Dr. Rafizadeh believes that “Iran’s espionage in the West highlights the fact that appeasing the Iranian leaders with trade and sanctions relief only empowers them, making them stronger and more destructive as they pursue their hegemonic and ideological ambitions. This causes further instability and conflicts.”

Espionage in foreign countries is said to be under the purview of two major Iranian institutions: the Quds Force, an elite branch of the Islamic Revolutionary Guard Corps (IRGC), and the Ministry of Intelligence, under the leadership of Mahmoud Alavi, who was appointed by the “moderate” president, Hassan Rouhani.

Iranian spies and agents not only target political institutions to get information or change their policies, but also target universities, and schools to determine the direction of their research and influence their syllabuses. Journalists, scholars, and civilian institutions are targeted for several reasons, according to Dr. Rafizadeh, who says that journalists may be bribed or persuaded to write articles and books in favor of the Iranian regime.

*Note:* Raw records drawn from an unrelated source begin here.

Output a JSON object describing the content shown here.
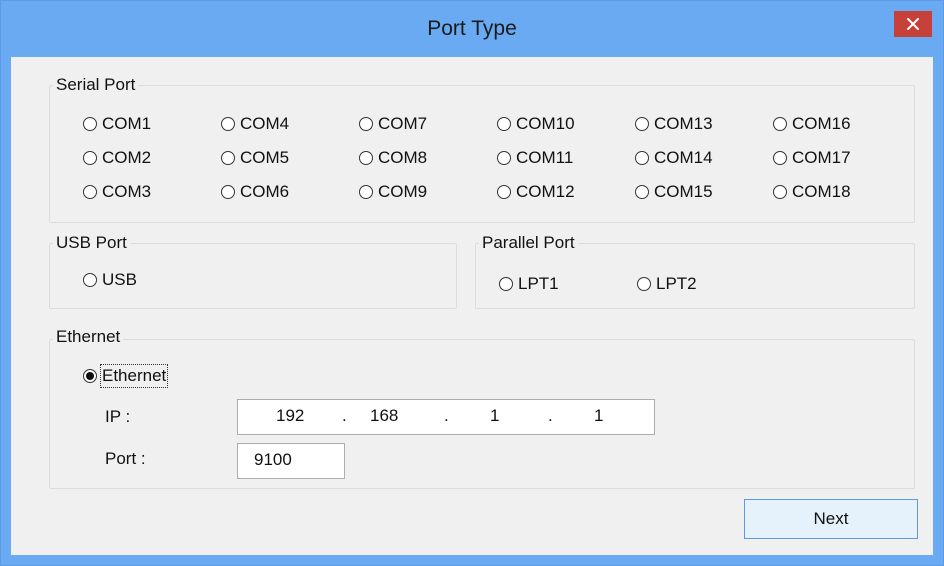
{
  "window": {
    "title": "Port Type"
  },
  "serial": {
    "caption": "Serial Port",
    "ports": [
      "COM1",
      "COM4",
      "COM7",
      "COM10",
      "COM13",
      "COM16",
      "COM2",
      "COM5",
      "COM8",
      "COM11",
      "COM14",
      "COM17",
      "COM3",
      "COM6",
      "COM9",
      "COM12",
      "COM15",
      "COM18"
    ]
  },
  "usb": {
    "caption": "USB Port",
    "option": "USB"
  },
  "parallel": {
    "caption": "Parallel Port",
    "options": [
      "LPT1",
      "LPT2"
    ]
  },
  "ethernet": {
    "caption": "Ethernet",
    "option": "Ethernet",
    "selected": true,
    "ip_label": "IP :",
    "ip": [
      "192",
      "168",
      "1",
      "1"
    ],
    "ip_sep": ".",
    "port_label": "Port :",
    "port": "9100"
  },
  "buttons": {
    "next": "Next"
  },
  "colors": {
    "titlebar": "#6aaaf2",
    "close": "#c7413a",
    "client": "#f0f0f0",
    "button_border": "#5a9ae8"
  }
}
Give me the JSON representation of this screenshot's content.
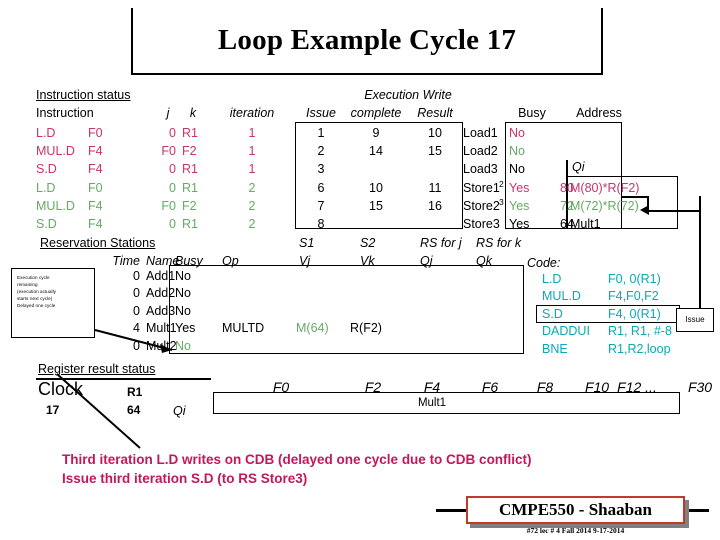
{
  "title": "Loop Example Cycle 17",
  "instruction_status": {
    "section_label": "Instruction status",
    "headers": {
      "instruction": "Instruction",
      "j": "j",
      "k": "k",
      "iteration": "iteration",
      "exec_write": "Execution Write",
      "issue": "Issue",
      "complete": "complete",
      "result": "Result"
    },
    "rows": [
      {
        "op": "L.D",
        "dest": "F0",
        "j": "0",
        "k": "R1",
        "iteration": "1",
        "issue": "1",
        "complete": "9",
        "result": "10",
        "color": "magenta"
      },
      {
        "op": "MUL.D",
        "dest": "F4",
        "j": "F0",
        "k": "F2",
        "iteration": "1",
        "issue": "2",
        "complete": "14",
        "result": "15",
        "color": "magenta"
      },
      {
        "op": "S.D",
        "dest": "F4",
        "j": "0",
        "k": "R1",
        "iteration": "1",
        "issue": "3",
        "complete": "",
        "result": "",
        "color": "magenta"
      },
      {
        "op": "L.D",
        "dest": "F0",
        "j": "0",
        "k": "R1",
        "iteration": "2",
        "issue": "6",
        "complete": "10",
        "result": "11",
        "color": "green"
      },
      {
        "op": "MUL.D",
        "dest": "F4",
        "j": "F0",
        "k": "F2",
        "iteration": "2",
        "issue": "7",
        "complete": "15",
        "result": "16",
        "color": "green"
      },
      {
        "op": "S.D",
        "dest": "F4",
        "j": "0",
        "k": "R1",
        "iteration": "2",
        "issue": "8",
        "complete": "",
        "result": "",
        "color": "green"
      }
    ]
  },
  "load_store_buffers": {
    "headers": {
      "busy": "Busy",
      "address": "Address",
      "qi": "Qi"
    },
    "rows": [
      {
        "name": "Load1",
        "sup": "",
        "busy": "No",
        "address": "",
        "qi": "",
        "color": "magenta"
      },
      {
        "name": "Load2",
        "sup": "",
        "busy": "No",
        "address": "",
        "qi": "",
        "color": "green"
      },
      {
        "name": "Load3",
        "sup": "",
        "busy": "No",
        "address": "",
        "qi": "",
        "color": "black"
      },
      {
        "name": "Store1",
        "sup": "2",
        "busy": "Yes",
        "address": "80",
        "qi": "M(80)*R(F2)",
        "color": "magenta"
      },
      {
        "name": "Store2",
        "sup": "3",
        "busy": "Yes",
        "address": "72",
        "qi": "M(72)*R(72)",
        "color": "green"
      },
      {
        "name": "Store3",
        "sup": "",
        "busy": "Yes",
        "address": "64",
        "qi": "Mult1",
        "color": "black"
      }
    ]
  },
  "reservation_stations": {
    "section_label": "Reservation Stations",
    "headers": {
      "time": "Time",
      "name": "Name",
      "busy": "Busy",
      "op": "Op",
      "s1": "S1",
      "s2": "S2",
      "vj": "Vj",
      "vk": "Vk",
      "rs_for_j": "RS for j",
      "rs_for_k": "RS for k",
      "qj": "Qj",
      "qk": "Qk"
    },
    "rows": [
      {
        "time": "0",
        "name": "Add1",
        "busy": "No",
        "op": "",
        "vj": "",
        "vk": "",
        "qj": "",
        "qk": "",
        "color": "black"
      },
      {
        "time": "0",
        "name": "Add2",
        "busy": "No",
        "op": "",
        "vj": "",
        "vk": "",
        "qj": "",
        "qk": "",
        "color": "black"
      },
      {
        "time": "0",
        "name": "Add3",
        "busy": "No",
        "op": "",
        "vj": "",
        "vk": "",
        "qj": "",
        "qk": "",
        "color": "black"
      },
      {
        "time": "4",
        "name": "Mult1",
        "busy": "Yes",
        "op": "MULTD",
        "vj": "M(64)",
        "vk": "R(F2)",
        "qj": "",
        "qk": "",
        "color": "black"
      },
      {
        "time": "0",
        "name": "Mult2",
        "busy": "No",
        "op": "",
        "vj": "",
        "vk": "",
        "qj": "",
        "qk": "",
        "color": "green"
      }
    ]
  },
  "annotation_note": {
    "lines": [
      "Execution cycle",
      "remaining",
      "(execution actually",
      "starts next cycle)",
      "Delayed one cycle"
    ]
  },
  "register_result_status": {
    "section_label": "Register result status",
    "clock_label": "Clock",
    "clock_value": "17",
    "r1_label": "R1",
    "r1_value": "64",
    "qi_label": "Qi",
    "registers": [
      "F0",
      "F2",
      "F4",
      "F6",
      "F8",
      "F10",
      "F12 ...",
      "F30"
    ],
    "values": [
      "",
      "",
      "Mult1",
      "",
      "",
      "",
      "",
      ""
    ]
  },
  "code": {
    "label": "Code:",
    "lines": [
      {
        "op": "L.D",
        "operands": "F0, 0(R1)"
      },
      {
        "op": "MUL.D",
        "operands": "F4,F0,F2"
      },
      {
        "op": "S.D",
        "operands": "F4, 0(R1)"
      },
      {
        "op": "DADDUI",
        "operands": "R1, R1, #-8"
      },
      {
        "op": "BNE",
        "operands": "R1,R2,loop"
      }
    ],
    "issue_badge": "Issue"
  },
  "caption": {
    "line1": "Third iteration L.D writes on CDB (delayed one cycle due to CDB conflict)",
    "line2": "Issue third iteration S.D (to RS Store3)"
  },
  "footer": {
    "course": "CMPE550 - Shaaban",
    "meta": "#72   lec # 4 Fall 2014   9-17-2014"
  },
  "colors": {
    "magenta": "#cc3366",
    "green": "#66aa66",
    "teal": "#0aa9b5",
    "caption": "#c2185b",
    "footer_border": "#c0392b"
  }
}
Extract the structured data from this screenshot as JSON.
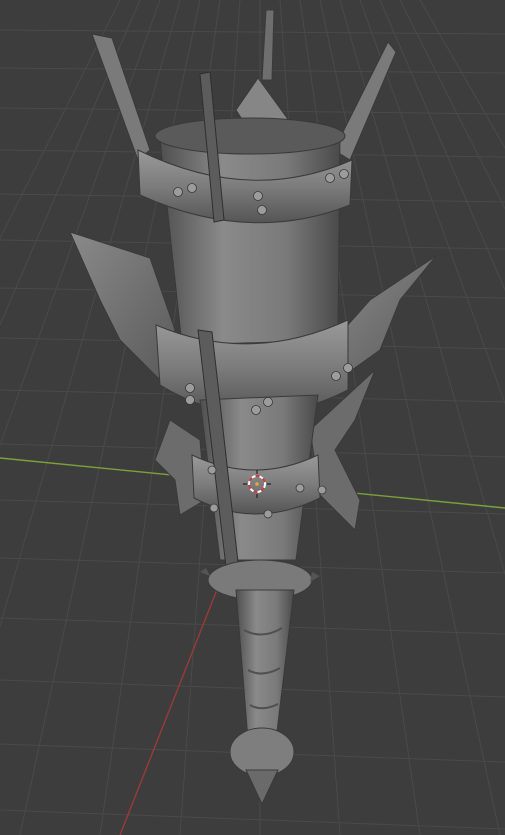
{
  "viewport": {
    "background_color": "#3d3d3d",
    "grid_color": "#4a4a4a",
    "x_axis_color": "#9a3a3a",
    "y_axis_color": "#7aa23a",
    "model_base_color": "#767676",
    "model_shade_color": "#4f4f4f",
    "model_highlight_color": "#9a9a9a"
  },
  "objects": {
    "model": {
      "icon": "mace-mesh"
    },
    "cursor_3d": {
      "icon": "3d-cursor-icon",
      "ring_color_a": "#d23b3b",
      "ring_color_b": "#ffffff"
    }
  }
}
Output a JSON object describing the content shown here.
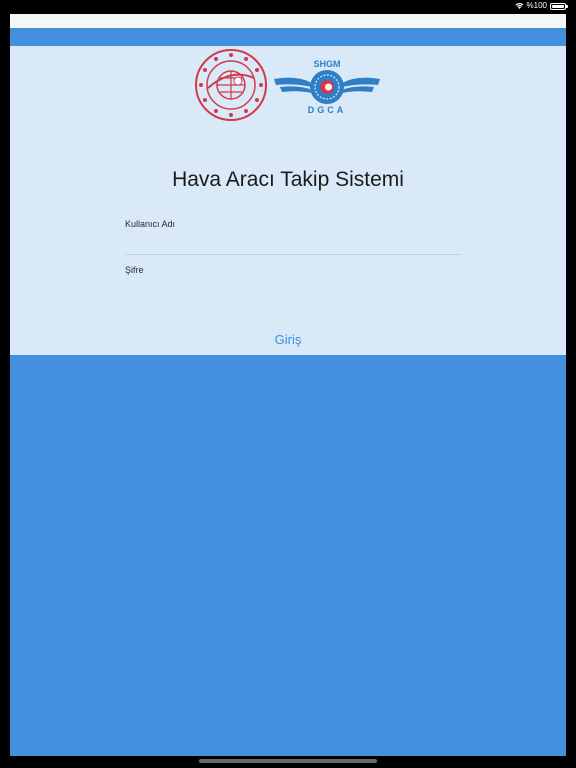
{
  "status_bar": {
    "battery_text": "%100"
  },
  "app": {
    "title": "Hava Aracı Takip Sistemi",
    "username_label": "Kullanıcı Adı",
    "username_value": "",
    "password_label": "Şifre",
    "password_value": "",
    "login_label": "Giriş"
  },
  "logos": {
    "dgca_top_text": "SHGM",
    "dgca_bottom_text": "DGCA"
  },
  "colors": {
    "accent_blue": "#4391de",
    "card_background": "#dae9f7",
    "seal_red": "#d03a4a",
    "dgca_blue": "#2f7fc8"
  }
}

Earlier this month, after a 31-year-old Pakistani student was convicted of spying for Tehran on Reinhold Robbe, a German Social Democratic Party (SPD) politician, Germany summoned Iran’s ambassador in Berlin. The American Jewish Committee in Berlin urged Germany’s Foreign Ministry to expel the Iranian ambassador.

Federal prosecutors recently filed charges against two men suspected of spying on opposition group the People’s Mujahedin of Iran (MEK) for the Iranian regime.

In Kuwait last August, authorities arrested 12 people who were convicted in absentia of spying for the Iranian regime and its Lebanese proxy Hezbollah. Additionally, a Bahraini court found a group of 19 people guilty of leaking information to the IRGC and Hezbollah in exchange for receiving “material support” from the Iranian regime, last October. In late of 2016, a court in Saudi Arabia found 15 people guilty of spying for Iran. Clearly, the Middle East is not exempt from Iranian spying activities.

Because Iran’s embassies are often used as sites for espionage networks, Dr. Rafizadeh writes, “The International community must hold the Iranian regime accountable and bring charges against the Quds Force and the Ministry of Intelligence. Countries that find themselves victims of Iran’s espionage should halt diplomatic and economic relations with Tehran, as well as expel the regime’s ambassadors.”